The features page shows the kind of setup that makes those signals easier to see. The PMO use case shows the same behaviour at portfolio level.

If those signs do not move, the workflow is still too hard to maintain. The fix is usually to simplify the steps people touch every week, not to add another rule.

Practical next step

If How to keep a decision log that prevents rework is supposed to produce decisions, not just discussion, the first move is to make the meeting shorter and sharper. Keep the agenda focused on exceptions, decisions, and follow-through. Anything that can be read from the dashboard should stay out of the live conversation.

A useful governance change does not need a new committee. It needs a cleaner rule for what gets discussed in the room. Put status in the shared system, reserve the meeting for decisions, and make sure every decision produces an owner and a due date.

That usually shortens the meeting immediately, because people stop reading their updates out loud. It also makes the result easier to trust. When the same structure is used week after week, the team knows where decisions live and what gets reviewed next time.

The features page shows how the workflow stays connected to the work. The PMO use case shows how the same structure plays out in a live operating model.

After two cycles, review what people are still doing outside the system. If the answer is “copying status,” “asking for the latest version,” or “keeping a backup spreadsheet,” the process still needs one more simplification pass. If the answer is “nothing,” the change is probably small enough to stick.

Frequently asked questions

What is a decision log?

A decision log is a structured record of decisions made during a project or programme. Each entry captures what was decided, when, why, by whom, and what alternatives were considered.

Where should a decision log be kept?

In the project workspace, linked to the relevant project or programme. It should be easily accessible to anyone working on the project without requiring a separate search.

Who is responsible for maintaining the decision log?

The meeting facilitator or project manager typically captures decisions. The PMO or operations lead may own the overall log for portfolio-level decisions.

How detailed should decision log entries be?

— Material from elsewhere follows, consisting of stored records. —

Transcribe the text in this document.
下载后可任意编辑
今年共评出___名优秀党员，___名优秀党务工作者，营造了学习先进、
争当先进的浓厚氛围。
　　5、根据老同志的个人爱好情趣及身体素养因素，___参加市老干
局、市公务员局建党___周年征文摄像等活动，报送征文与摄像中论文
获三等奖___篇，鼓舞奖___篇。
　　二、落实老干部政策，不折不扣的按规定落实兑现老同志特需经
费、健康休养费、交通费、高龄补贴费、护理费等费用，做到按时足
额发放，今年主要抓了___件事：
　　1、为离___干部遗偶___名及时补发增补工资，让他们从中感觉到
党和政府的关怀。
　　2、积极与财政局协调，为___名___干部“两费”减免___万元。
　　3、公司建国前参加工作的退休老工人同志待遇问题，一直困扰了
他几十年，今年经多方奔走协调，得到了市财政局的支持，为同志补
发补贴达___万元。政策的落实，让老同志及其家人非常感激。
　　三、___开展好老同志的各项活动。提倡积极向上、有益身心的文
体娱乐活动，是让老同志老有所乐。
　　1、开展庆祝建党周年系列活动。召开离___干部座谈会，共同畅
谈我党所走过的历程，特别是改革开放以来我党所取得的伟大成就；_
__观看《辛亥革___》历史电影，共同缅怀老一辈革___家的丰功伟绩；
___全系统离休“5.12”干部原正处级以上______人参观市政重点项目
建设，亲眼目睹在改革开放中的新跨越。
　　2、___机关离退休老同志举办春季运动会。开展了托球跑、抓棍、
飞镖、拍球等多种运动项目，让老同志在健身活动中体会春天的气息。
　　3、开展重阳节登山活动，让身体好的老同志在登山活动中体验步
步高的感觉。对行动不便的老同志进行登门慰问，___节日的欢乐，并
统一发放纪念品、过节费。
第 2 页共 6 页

Detailed enough that someone who was not in the room can understand what was decided and why. Typically two to four sentences per entry: the decision, the context, and the rationale.

Should minor decisions be logged?

Log decisions that affect project direction, scope, timeline, resources, or architecture. Minor operational decisions (which meeting room to use, what time to schedule a call) do not need formal logging.

How do I handle decisions that need to be revisited?

Flag them with a review date. Include them in the appropriate governance forum when the review date arrives. Update the log with the new decision if the original is changed.

Want to test this on one live project?

Start with one engagement, compare it against your current workflow, and see whether the reporting gets simpler.